When estimating your total marketing spend, is it a good idea to use a Customer Acquisition Cost (CAC) variable in your projections? Let's say you have a marketing mix that consists of the usual items (CRM, Marketing Automation tools, trade shows, some PR, Web site/SEO, etc..). On top of that you have your marketing and sales staff. All of these items are quite easy to quantify and estimate. What's harder to forecast is your ad spend (paid search, lead gen...). So instead of allocating some arbitrary budget figure, why not come up with a CAC amount and multiply it by the number of customers you're forecasting? Of course the CAC value would be different for different types of companies. An enterprise SaaS would me much higher than a consumer based company like Dollar a Shave Club. I was speaking to one medtech CEO and he was telling me his CAC is about $700 per new customer! He's in a somewhat similar business but not a competitor to me. This is on top of his general marketing spend and salaries. He expects that figure to come down as they refine and perfect their approach. He says that CAC is probably the biggest element that companies underestimate. Everything takes longer and costs more.

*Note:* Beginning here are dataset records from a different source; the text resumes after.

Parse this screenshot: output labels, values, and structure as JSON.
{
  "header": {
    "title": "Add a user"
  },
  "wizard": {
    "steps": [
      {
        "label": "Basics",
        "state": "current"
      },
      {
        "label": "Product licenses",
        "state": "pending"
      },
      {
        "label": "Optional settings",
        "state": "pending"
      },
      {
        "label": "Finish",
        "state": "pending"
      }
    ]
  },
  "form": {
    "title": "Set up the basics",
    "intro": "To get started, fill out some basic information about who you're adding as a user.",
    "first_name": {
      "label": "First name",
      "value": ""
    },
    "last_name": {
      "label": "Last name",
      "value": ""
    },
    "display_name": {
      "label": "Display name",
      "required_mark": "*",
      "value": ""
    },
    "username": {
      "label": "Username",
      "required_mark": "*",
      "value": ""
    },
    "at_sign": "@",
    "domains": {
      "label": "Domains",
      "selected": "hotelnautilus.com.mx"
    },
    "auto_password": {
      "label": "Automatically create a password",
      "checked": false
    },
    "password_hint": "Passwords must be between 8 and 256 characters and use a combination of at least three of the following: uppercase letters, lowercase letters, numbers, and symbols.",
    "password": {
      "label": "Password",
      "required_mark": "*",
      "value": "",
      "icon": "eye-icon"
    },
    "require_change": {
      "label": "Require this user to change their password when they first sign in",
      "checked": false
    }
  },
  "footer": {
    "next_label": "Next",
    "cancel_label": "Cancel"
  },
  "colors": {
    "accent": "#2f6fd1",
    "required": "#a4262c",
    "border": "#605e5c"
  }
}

So I was thinking of using a variable of perhaps $700 per new customer. I'd lower it slightly each year. So if I expect to sign 100 new customers this year, my total CAC would be $70K in addition my marketing and sales spend. Does this approach make any sense? Is there a better way?
I read an interesting article some time ago that suggested looking at the following could help you decide if you are spending enough or too much for acquisition. If I can find the link again, I will post it here.
The key measures are CLTV (Customer Lifetime Value) and CAC (Customer Acquisition Costs). The argument is taking the ratio CLTV / CAC will give insight into your spend in customer acquisition. The author / organization suggested that a sweet spot is 3 x - 5x CLTV to CAC. If the ratio is too high.... 6x or higher then there is not enough money being spent on growth and customer acquisition. If the ratio is too low such as below 3x then too much is being spent wastefully. This could be a good approach for you to validate your CAC estimate. Of course… you may want to do some other benchmarks as your ratios could vary depending on your product / service.
I found the link: https://salesbenchmarkindex.com/insights/why-your-sales-leader-needs-to-understand-cac-and-cltv/
Daniel: Thanks for sharing. This is a good way to look at things. In the example shown, I'm wondering how CAC and CLTV are calculated. These must be after the fact or backward looking figures. I'm trying to do the reverse: predict CAC and determine how much I would need to allocate as a reasonable customer acquisition budget. I can come up with a CLTV figure. I suppose I could run the numbers to show me what my CLVT:CASC ratio looks like and see if I come to the 3x-5x sweet spot.